Story and photos by Andrea Valadez-Angulo

California State University Monterey Bay’s (CSUMB) Abolitionist and Decolonial Learning Collective (ADLC) invited students to share their opinions on capitalism’s place in modern society during an Antidote to Alienation workshop Nov. 29.

While the shared views and theories were spoken of with immense passion, the event was mellowed by the opportunity for attendees to draw freely. 

Through this act, the ADLC wanted to “encourage a space of true connection with one another,” said Megan Matthews, a member of the club. “We want people to think and exist freely.”

The hour-and-a-half-long conversation centered around the ADLC’s belief that life under capitalism leads to complete alienation from nature, community and even alienation from oneself.

“We don’t hate doing labor… we hate being forced to do it to survive while someone else is profiting off it,” explained ADLC officer Amelia Bennett.

According to Bennett, “all work under capitalism is inherently exploitative.” The group believes you are still being exploited even if you work for a wage. “A wage doesn’t replace the ownership of my labor,” said fourth-year ADLC secretary Dana O’Donnell.

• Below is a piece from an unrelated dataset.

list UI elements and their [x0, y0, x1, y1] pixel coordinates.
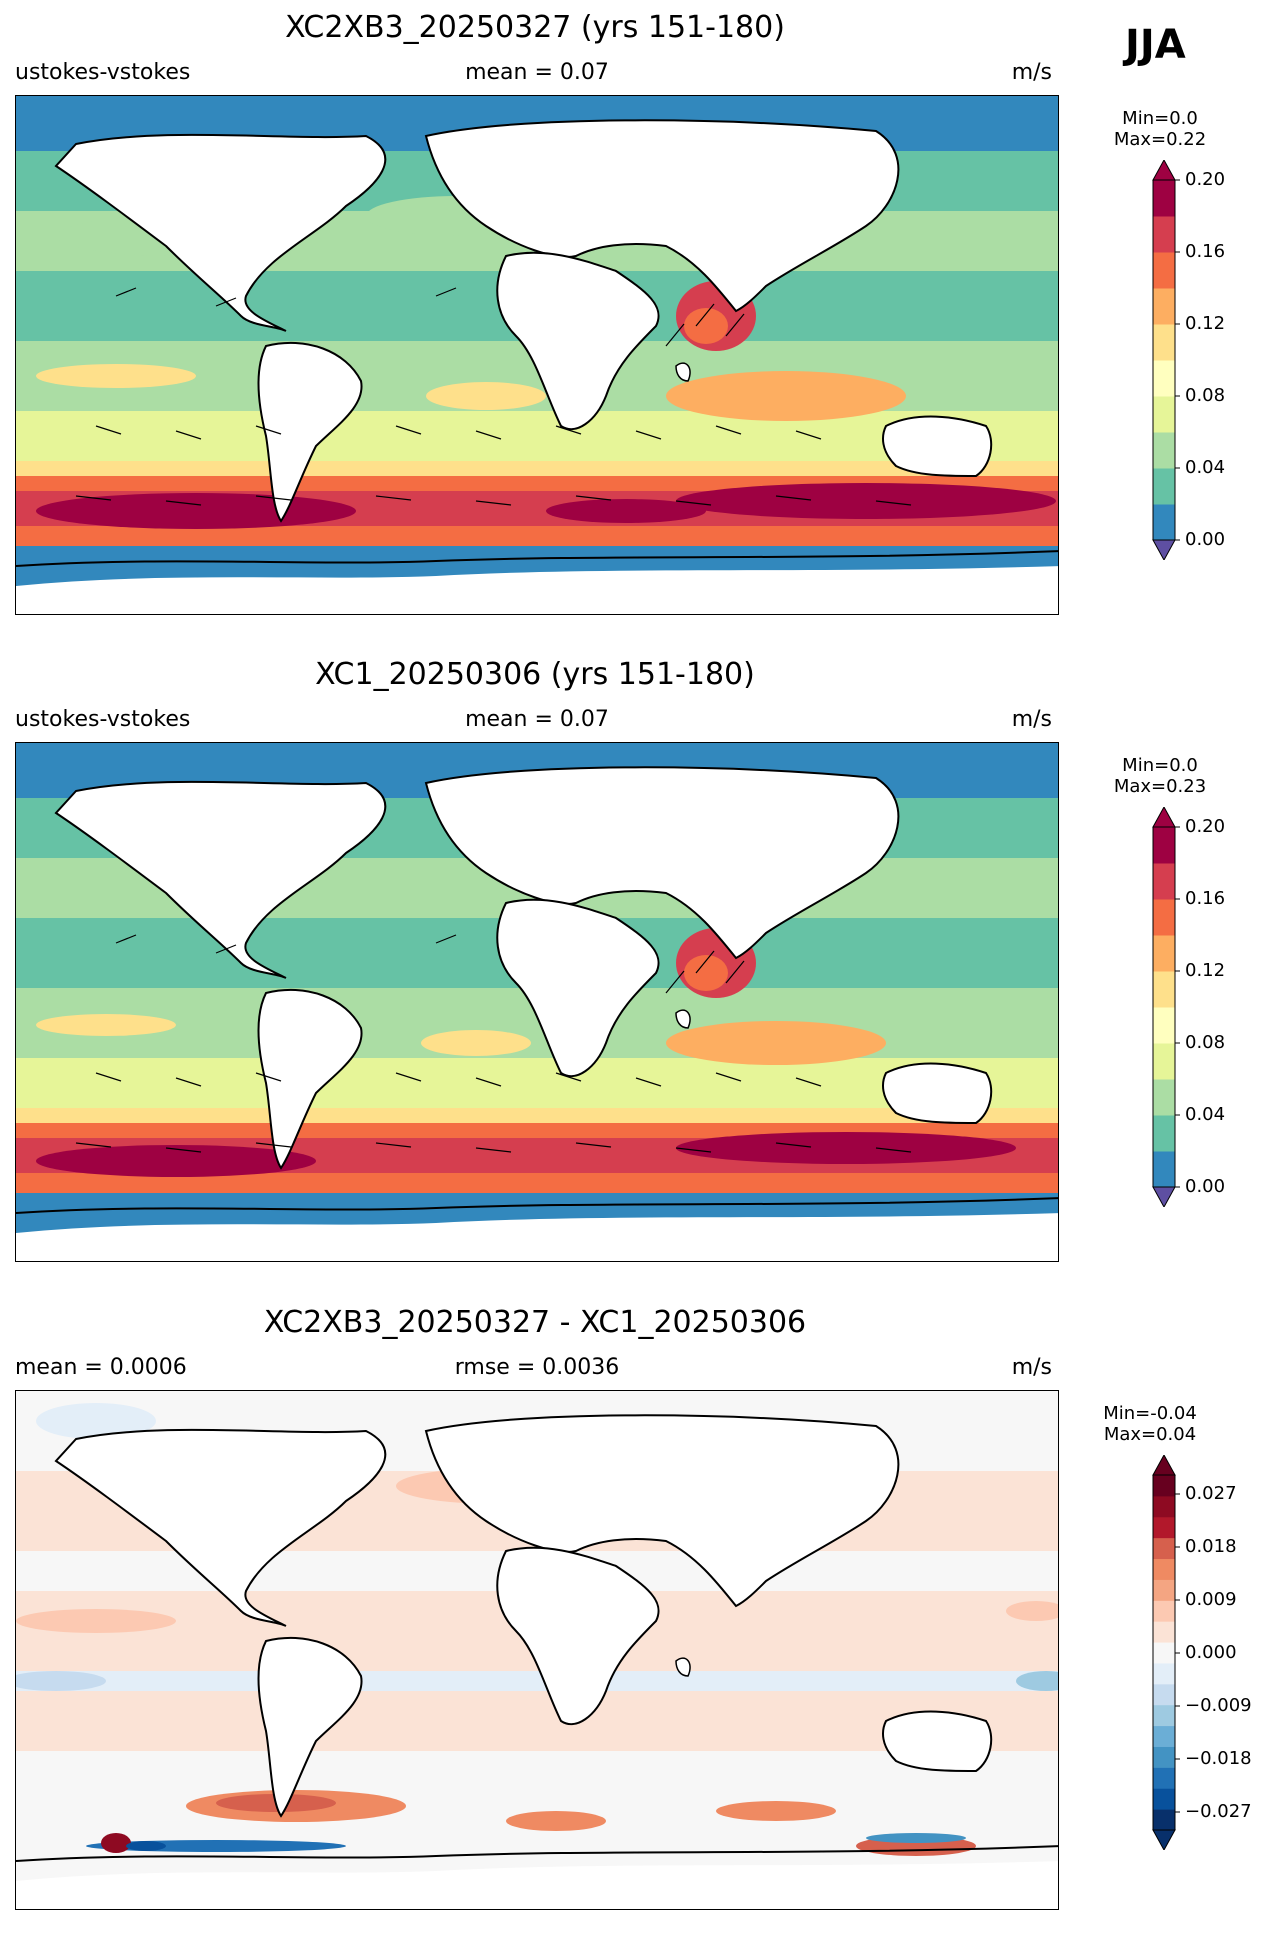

While capitalism is the norm in our country, the ADLC does not want to be boxed into capitalistic standards. They also want students to feel free to come to their meetings and learn about the system they’ve grown up in and share their own experiences. “Everyone brings knowledge to the table,” said O’Donnell.

This kind of alienation also affects students, explained Bennett. She believes students tend to feel detached from their classes because of the capitalistic idea that you need to constantly be working and creating something to be seen as valuable. 

“I don’t go to school to work; I go to school to learn,” said a student who attended the event.

The workshop also touched on the ADLC’s belief that instead of the punitive justice model the U.S. currently adopts, the public would be better served by a more restorative model that prevents harm from happening in the first place.

“We don’t think of it as we’re gonna abolish police and prisons… we think that too much money is being invested in oppressive solutions to problems that could be solved through investment in community wellness,” said O’Donnell.

O’Donnell also explained that “abolition is a political vision that doesn’t see the settler colonial carceral state [police, prison, surveillance] as necessary features of society.” She went on to clarify that “obviously we’re not so naive to think that violence or social harm would completely disappear, but that there are much more productive ways to deal with it than a guy showing up with a gun. That typically just escalates violence.”

“If our goal is to change things, we need to challenge the logic of the way the system is set up.” O’Donnell expressed her belief that “a community can, in fact, provide what it needs if we have the will and collective consciousness to do so.”

“We can’t wait for the state to make changes… we can and need to start building the world we want to see right now.”

Along with various workshops like this one, the ADLC also hosts a weekly radio show through Otter Media called “Abolition Now” that plays every Wednesday at noon.